March 2, 2012 - FILED UNDER Collaboration
Top-Down or Bottom-Up: Management Styles that Foster Collaboration
It’s no secret that good collaboration is a powerful tool, but achieving it is difficult. The problem with creating good collaboration is getting team members to fully commit to the process. This begs the question, “what’s the best management style to help achieve good collaboration? Top-down or Bottom-up?
Earlier this week I read an interesting post from Fast Company talking about how collaboration can only be successful via a top-down initiative. In the post, the author argues that collaboration, while awesome, is not “a natural [human] state.” Arguing that “It [collaboration] is a highly evolved way of relating. Fear, frustration and even political mayhem are more likely to be what happens when people come together naturally.” So, basically we’re more likely to end up fighting than to collaborate, it’s that difficult to achieve. While it may be true that collaboration is a more complex human function, it’s nonetheless extremely important for the success of today’s business.
Top-down management is where the decision making occurs at the higher levels of an organization. The effects of the decisions are then hopefully implemented down the corporate ladder. The Fast Company article points out that “a sense of cooperation and collaboration must be driven and exemplified by the top management team and reinforced throughout the organization.” It’s a belief reiterated by many of history’s great leaders: Alexander the Great, Napoleon Bonaparte, Custer the list goes on – however, all either died in battle or ended up living in exile. But this isn’t battle and I would rather not end up living in exile, so maybe a top-down approach isn’t the ideal way to bring about change.
Jan Hart of the Workforce Collaboration blog, believes that if collaboration is going to happen it must come from the bottom up.
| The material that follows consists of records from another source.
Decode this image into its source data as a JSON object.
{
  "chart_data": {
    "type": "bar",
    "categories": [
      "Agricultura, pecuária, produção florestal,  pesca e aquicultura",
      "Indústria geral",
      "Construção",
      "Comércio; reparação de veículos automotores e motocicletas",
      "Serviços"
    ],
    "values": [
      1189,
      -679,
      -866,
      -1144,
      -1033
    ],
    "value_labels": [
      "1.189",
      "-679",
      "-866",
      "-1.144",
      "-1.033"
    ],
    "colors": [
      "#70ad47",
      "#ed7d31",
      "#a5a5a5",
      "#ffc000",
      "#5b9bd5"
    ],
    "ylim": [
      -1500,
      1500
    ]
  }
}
She believes it’s really about “encouraging and supporting those individuals who want to connect with each other and collaborate to work and learn together.” Hart makes some good points. The majority of the time, people discover and start using collaboration tools to deal with common issues or problems. She highlights that the smart organizations are the ones who notice this and ask “how can we build on what is happening and support those who are already using social and collaborative approaches?” She believes it’s through education, not through executive decisions, that will ultimately drive adoption. The key to success is to educate employees about the advantages of collaboration and support those internal champions as best you can.
So which management style makes the most sense? To really achieve good, solid collaboration you need a bit of both. While an executive decision is good to light the fire, if left unsupported it will certainly fizzle out. It’s really through leading by example, supporting internal champions, and education that your collaboration initiatives will have lasting results.